Anyone who earns a monthly or weekly salary, and has a household to run, must consider all the regular bills that must be paid and all other expenses that must be met, even before they harbour any thought of saving or money for optional expenses, like entertainment.

The government is no different. Revenues from taxes, administrative services and other sources sum up the total earnings of the state; and strict accounting measures must be applied to determine the best money measures to pursue.

Fiscal accounts can be defined as what is left to service debt, after the government pits its revenue against its expenditure.

So, wages, social programmes spending, and general spending on maintaining the country, is taken out of revenues, and what is left is called the primary surplus.

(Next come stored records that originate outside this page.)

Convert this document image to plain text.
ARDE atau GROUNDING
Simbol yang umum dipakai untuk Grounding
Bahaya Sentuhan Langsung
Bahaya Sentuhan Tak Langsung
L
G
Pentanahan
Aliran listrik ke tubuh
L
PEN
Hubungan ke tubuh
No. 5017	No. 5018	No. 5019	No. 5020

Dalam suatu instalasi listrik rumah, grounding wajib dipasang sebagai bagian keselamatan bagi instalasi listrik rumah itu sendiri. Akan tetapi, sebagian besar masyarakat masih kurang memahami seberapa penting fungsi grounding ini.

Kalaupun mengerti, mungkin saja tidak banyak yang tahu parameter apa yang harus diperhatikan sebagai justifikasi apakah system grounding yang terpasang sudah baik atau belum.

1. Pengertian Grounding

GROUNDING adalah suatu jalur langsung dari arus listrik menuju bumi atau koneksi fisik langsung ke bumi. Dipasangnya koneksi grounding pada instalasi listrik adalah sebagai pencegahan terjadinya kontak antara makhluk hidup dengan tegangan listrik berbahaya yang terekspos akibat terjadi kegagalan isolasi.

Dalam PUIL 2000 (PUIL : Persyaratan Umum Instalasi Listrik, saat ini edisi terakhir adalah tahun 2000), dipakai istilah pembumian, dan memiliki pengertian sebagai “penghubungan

Governments always have pre-set primary surplus targets and very few have managed to meet them. Under the current IMF agreement, the target for Jamaica’s primary surplus is 7 per cent of Gross Domestic Product (GDP). At the moment, Jamaica is set to meet this target at the next IMF review.

As explained by EPOC co-chair, Keith Duncan, there are several reforms that Jamaica must undertake, under the current arrangement. These changes include adjustments to the public sector wage bill, the system governing taxes and other critical monetary factors, all of which will push us towards our goal and meet the agreed primary surplus target.

“Our job at the EPOC continues to be to support the process of maintaining public awareness and to play an effective monitoring role. EPOC will continue to hold our Government accountable for this new economic programme, primarily as it relates to the fiscal and monetary policy commitments that we have made.”

EPOC is closely monitoring this target, as it is key to the overall performance of the nation, under the current programme.